Editorial: Orthodox Church Singing in North America—Looking Backwards and Forwards — Vladimir Morosan
Orthodox liturgical music is … one of the most tangible outreach tools available to churches today.
Music is often the first thing which deeply strikes people when they walk into an Orthodox church,
even before they absorb the iconography, the architecture, the words of the services, or the preaching….
Beautiful sacred art — and sacred music especially — … works to soften [people’s] hearts,
preparing them to receive the things of God without their even realizing it.
— Metropolitan Tikhon (Mollard)
2025 is an exciting time to be an Orthodox church musician! I do not say this merely as an idealistic gesture designed to drum up support for the new venture that this journal, Orthodox Church Music, represents. Certainly, as some fairly recent assessments have pointed out, Orthodox church singing—and the Church as a whole—in North America faces many challenges and uncertainties. At the same time, these challenges, viewed in a positive light and from the vantage point of faith, offer unprecedented opportunities. In the ensuing paragraphs, I would like to share some thoughts and observations from the perspective of one who, over fifty years ago, felt called to devote a life and a musical career to the realm of Orthodox church music.
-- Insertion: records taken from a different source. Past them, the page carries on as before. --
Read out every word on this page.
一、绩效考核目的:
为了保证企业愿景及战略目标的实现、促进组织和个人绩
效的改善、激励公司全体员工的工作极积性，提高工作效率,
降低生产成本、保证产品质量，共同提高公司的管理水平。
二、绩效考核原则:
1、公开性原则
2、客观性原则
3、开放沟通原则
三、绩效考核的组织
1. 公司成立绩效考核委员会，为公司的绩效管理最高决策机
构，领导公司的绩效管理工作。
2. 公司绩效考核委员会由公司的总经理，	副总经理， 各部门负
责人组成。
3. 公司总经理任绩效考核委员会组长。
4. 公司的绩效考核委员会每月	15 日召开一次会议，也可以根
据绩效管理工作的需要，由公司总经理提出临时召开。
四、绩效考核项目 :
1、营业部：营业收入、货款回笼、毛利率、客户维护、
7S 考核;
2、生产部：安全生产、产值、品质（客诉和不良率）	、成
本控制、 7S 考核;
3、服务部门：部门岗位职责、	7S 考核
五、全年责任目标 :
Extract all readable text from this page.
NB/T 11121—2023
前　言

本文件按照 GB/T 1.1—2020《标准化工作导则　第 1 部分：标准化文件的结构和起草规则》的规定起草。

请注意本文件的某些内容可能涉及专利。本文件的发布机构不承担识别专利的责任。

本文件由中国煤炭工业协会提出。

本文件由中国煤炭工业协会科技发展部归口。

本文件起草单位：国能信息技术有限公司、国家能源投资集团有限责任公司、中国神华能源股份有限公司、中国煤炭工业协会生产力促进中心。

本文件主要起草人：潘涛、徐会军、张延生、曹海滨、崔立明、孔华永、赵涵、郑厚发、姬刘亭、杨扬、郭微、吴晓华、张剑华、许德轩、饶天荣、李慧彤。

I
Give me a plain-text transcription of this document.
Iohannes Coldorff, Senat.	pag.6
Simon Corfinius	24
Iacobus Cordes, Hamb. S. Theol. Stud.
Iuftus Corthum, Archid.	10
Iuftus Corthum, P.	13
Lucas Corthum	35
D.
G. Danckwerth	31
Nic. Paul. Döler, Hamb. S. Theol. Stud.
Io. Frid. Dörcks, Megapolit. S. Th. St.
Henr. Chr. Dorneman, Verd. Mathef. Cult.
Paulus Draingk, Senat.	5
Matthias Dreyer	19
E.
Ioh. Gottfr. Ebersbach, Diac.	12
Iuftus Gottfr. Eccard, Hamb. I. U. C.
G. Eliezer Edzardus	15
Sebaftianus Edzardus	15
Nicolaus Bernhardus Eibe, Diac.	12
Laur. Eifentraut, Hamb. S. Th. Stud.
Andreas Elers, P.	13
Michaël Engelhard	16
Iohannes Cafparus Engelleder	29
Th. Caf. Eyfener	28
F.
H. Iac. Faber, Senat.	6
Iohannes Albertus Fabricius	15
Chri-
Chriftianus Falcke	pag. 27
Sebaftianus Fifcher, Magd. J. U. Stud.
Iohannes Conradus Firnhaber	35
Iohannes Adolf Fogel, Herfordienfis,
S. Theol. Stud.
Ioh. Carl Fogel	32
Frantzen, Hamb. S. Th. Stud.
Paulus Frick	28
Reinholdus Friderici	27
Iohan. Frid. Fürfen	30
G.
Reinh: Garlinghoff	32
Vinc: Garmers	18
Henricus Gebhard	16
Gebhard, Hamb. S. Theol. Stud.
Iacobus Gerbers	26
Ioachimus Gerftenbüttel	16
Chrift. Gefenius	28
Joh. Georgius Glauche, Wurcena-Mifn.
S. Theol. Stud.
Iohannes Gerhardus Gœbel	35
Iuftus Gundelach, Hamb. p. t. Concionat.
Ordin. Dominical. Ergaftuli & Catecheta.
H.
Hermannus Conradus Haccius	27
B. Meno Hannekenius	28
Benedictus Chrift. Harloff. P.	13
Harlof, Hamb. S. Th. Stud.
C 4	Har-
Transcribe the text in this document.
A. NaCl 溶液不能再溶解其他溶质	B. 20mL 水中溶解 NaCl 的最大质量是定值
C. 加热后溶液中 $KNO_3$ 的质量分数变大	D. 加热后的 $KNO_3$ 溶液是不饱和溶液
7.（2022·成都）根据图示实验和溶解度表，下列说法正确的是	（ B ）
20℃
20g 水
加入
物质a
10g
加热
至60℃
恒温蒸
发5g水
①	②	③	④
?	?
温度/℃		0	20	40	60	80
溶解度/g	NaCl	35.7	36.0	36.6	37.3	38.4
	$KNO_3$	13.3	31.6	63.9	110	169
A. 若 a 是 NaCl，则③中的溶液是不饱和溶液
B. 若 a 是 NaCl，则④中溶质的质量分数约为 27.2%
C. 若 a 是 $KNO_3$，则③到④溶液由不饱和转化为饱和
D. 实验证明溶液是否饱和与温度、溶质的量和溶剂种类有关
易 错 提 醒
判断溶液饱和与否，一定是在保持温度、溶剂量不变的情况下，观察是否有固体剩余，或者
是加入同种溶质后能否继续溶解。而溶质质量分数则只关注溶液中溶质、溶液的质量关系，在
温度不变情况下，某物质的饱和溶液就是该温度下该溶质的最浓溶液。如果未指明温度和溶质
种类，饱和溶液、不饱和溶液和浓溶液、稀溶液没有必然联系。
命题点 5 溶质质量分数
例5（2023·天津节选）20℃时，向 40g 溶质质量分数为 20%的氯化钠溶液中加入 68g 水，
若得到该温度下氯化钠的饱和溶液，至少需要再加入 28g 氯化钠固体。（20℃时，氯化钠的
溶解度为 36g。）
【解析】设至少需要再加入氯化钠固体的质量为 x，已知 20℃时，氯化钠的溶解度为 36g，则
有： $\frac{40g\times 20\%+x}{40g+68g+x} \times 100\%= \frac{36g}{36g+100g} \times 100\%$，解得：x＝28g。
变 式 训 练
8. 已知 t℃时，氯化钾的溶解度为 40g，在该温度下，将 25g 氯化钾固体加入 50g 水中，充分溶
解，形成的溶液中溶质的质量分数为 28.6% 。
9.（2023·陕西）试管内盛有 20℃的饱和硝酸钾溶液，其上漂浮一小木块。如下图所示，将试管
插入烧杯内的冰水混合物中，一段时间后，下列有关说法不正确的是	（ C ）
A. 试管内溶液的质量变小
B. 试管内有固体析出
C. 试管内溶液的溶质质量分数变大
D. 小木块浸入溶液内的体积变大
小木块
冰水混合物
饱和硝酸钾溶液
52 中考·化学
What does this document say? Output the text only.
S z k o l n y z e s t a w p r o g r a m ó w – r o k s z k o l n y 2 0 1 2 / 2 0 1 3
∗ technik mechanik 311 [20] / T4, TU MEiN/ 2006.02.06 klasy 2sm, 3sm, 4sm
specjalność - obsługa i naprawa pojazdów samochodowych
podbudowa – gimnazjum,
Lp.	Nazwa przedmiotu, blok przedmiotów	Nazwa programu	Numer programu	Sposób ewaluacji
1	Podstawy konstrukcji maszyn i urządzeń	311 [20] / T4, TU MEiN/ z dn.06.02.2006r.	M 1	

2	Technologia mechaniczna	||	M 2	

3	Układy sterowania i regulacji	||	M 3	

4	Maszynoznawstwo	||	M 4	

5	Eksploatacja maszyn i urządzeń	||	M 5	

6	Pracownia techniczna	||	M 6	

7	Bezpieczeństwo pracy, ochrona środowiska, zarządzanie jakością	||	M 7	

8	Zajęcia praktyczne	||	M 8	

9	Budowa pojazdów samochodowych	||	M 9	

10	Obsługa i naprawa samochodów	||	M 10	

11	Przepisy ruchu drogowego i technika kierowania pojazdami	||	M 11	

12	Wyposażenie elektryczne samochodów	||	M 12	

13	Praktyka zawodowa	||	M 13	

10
In the course of these personal reflections, some of the motivations and inspiration behind the revival of a journal dedicated to this topic will become clear.
The Orthodox Church in North America, even if we consider the Russian Mission to Alaska established in 1794 as its genesis, is still quite young. We modern-day Orthodox, living in a world saturated with multimedia and instantaneous world-wide communication, can hardly imagine what effort (and grace) was required to establish nearly one hundred parishes across the vast territory of Alaska, to equip them with scriptural and liturgical texts in a variety of local native languages, and to teach the people in these communities to sing divine services in those languages. That is a process whose history still awaits discovery and documentation. But for nearly one hundred years, Orthodox church singing in North America was a distinctly local phenomenon, confined to Alaska. Not until the late 1880s, when the seat of the Diocese of Sitka and Alaska was moved to San Francisco, did the first trained church singers arrive from Russia in the New World.